Caccia a Leonardo E il viaggio di Tomìo per individuare scoperte, per ipotizzare tesi, è un viaggio negli archivi partendo da quello della parrocchia di Papigno fino ad arrivare all’archivio segreto del Vaticano, passando per la Bilioteca Ambrosiana. Perché nella collocazione di Leonardo in Umbria ci sono le intuizioni di Tomìo, ma c’è anche il contributo di tante persone: Don Pino e don Claudio che aprono i loro faldoni, il vescovo Piemontese che benedice, il cacciatore di Civitella di Agliano che invece di sparare alle tortore si mette alla caccia dei passaggi leonardeschi, il proprietario di villa Graziani che si commuove e tira su le grate dei cunicoli, il funzionario comunale che non esita a mettersi sullo strapiombo probabilmente utilizzato da Leonardo come punto di osservazione della Cascata. C’è una umanità ricca, che ha voglia di contribuire alla realizzazione dei sogni, a questo punto non solo di Tomìo, di capire meglio le proprie radici che non si fermano a un secolo fa, alla nascita della Terni industriale.

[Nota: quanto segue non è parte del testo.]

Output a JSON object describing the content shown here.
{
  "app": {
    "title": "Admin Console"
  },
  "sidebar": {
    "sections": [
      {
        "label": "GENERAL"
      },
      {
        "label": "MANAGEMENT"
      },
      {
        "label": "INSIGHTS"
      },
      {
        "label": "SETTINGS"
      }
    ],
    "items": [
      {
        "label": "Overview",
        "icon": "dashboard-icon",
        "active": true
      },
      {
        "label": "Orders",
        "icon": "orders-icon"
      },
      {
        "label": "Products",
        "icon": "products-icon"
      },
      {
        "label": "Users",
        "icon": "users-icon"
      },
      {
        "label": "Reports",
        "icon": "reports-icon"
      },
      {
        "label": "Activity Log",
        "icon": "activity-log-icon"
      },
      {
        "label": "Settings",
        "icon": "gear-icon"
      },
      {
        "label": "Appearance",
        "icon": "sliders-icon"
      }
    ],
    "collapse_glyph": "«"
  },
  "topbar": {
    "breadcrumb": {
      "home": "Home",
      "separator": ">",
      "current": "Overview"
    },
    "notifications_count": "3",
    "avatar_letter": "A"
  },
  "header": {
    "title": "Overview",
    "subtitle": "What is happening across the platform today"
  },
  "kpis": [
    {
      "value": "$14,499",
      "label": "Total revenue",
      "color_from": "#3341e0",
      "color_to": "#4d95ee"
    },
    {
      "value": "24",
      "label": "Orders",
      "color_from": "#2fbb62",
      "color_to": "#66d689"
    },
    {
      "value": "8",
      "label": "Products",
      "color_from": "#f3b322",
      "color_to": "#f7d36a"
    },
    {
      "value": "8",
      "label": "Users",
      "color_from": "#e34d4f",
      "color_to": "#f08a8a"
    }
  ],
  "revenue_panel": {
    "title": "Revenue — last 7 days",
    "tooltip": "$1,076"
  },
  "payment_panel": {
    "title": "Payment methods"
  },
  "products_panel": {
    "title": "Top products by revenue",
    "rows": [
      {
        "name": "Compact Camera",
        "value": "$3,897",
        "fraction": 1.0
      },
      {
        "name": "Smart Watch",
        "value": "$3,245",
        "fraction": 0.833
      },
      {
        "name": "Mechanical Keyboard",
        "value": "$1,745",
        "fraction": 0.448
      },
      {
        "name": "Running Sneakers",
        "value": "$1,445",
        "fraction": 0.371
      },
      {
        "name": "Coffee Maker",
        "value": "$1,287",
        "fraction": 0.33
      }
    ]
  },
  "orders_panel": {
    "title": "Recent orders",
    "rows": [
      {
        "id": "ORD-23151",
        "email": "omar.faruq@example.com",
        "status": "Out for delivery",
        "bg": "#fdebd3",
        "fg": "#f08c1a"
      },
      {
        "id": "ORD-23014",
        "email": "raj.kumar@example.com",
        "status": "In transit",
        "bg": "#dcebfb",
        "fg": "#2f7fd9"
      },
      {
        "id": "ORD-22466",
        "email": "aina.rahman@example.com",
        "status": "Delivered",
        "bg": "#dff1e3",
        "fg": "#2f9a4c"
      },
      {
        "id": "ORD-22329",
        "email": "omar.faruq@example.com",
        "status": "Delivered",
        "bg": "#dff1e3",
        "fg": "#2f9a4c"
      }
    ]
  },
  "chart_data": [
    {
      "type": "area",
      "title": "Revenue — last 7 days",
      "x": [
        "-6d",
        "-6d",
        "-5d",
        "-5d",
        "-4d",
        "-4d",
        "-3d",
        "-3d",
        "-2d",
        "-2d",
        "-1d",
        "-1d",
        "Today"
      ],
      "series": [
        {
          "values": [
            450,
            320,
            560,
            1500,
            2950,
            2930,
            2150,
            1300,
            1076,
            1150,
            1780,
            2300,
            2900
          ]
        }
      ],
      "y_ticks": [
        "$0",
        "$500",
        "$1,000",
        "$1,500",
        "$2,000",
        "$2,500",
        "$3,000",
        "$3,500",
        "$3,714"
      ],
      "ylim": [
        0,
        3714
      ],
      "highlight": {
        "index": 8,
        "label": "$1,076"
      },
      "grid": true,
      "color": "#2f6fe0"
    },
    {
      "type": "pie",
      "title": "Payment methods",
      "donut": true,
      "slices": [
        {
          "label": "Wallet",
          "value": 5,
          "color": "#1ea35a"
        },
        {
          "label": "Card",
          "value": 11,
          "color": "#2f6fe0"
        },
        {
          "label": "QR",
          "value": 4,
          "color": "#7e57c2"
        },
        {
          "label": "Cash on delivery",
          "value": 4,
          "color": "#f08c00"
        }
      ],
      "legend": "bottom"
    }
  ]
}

Una scoperta tenuta nascosta Il libro affronta anche il perché la scoperta su Leonardo – l’area ritratta nel Disegno custodito agli Uffizi – sia rimasta nella terra dei semi che non arrivano a raccolto. Il libro ne parla tenendo a bada il carattere sanguigno degli autori, sembra prevalere l’accettazione per una città che non si entusiasma neanche quando potrebbe essere protagonista, che è scettica a prescindere, che è rapida a demolire o che, più bonariamente, non sa che posizione prendere. Nel libro, le email anonime che a volte vogliono bruciare la pubblicazione sulla riviste scientifiche, altre denigrare, le porte chiuse, i muri di gomma, sono raccontati senza acredine.
Da valorizzare di più «Non credo ai complotti, né alle operazioni di cecchinaggio, vedo piuttosto una città distratta, a volte presa da piccole cose, forse inconsciamente intimorita dal dovere abbandonare immagini consolidate, anche se io non ho mai pensato che la Terni dell’industria sia antitetica a quella di Leonardo, dell’arte, del suo grande patrimonio culturale e naturalistico, ad iniziare da quello della Cascata. E’ però un’altra cosa, un mondo che meriterebbe di essere valorizzato perché può dare quelle risposte e quei risultati che il passato non riesce più a dare», aggiunge Tomìo. Lui è milanese, da anni vive a Terni: «E’ la città di mia moglie e dei mie figli. Dispiace questa mancanza di capacità di cogliere le opportunità, di valutare con serenità prospettive e occasioni. In questi giorni a Milano ho trovato una attenzione straordinaria, con la Regione e il sistema mediatico in prima fila, ad iniziare dal Corriere della Sera. Ma forse quello è un altro contesto, qui ci vuole più tempo. D’altronde per comprendere le grandi intuizioni degli anni ’50 di Zeri su Piermatteo di Amelia ci sono voluti 30 anni. Solo con l’individuazione di fonti documentali inattaccabili si è compreso il lavoro di Zeri». Non resta, dunque, che aspettare.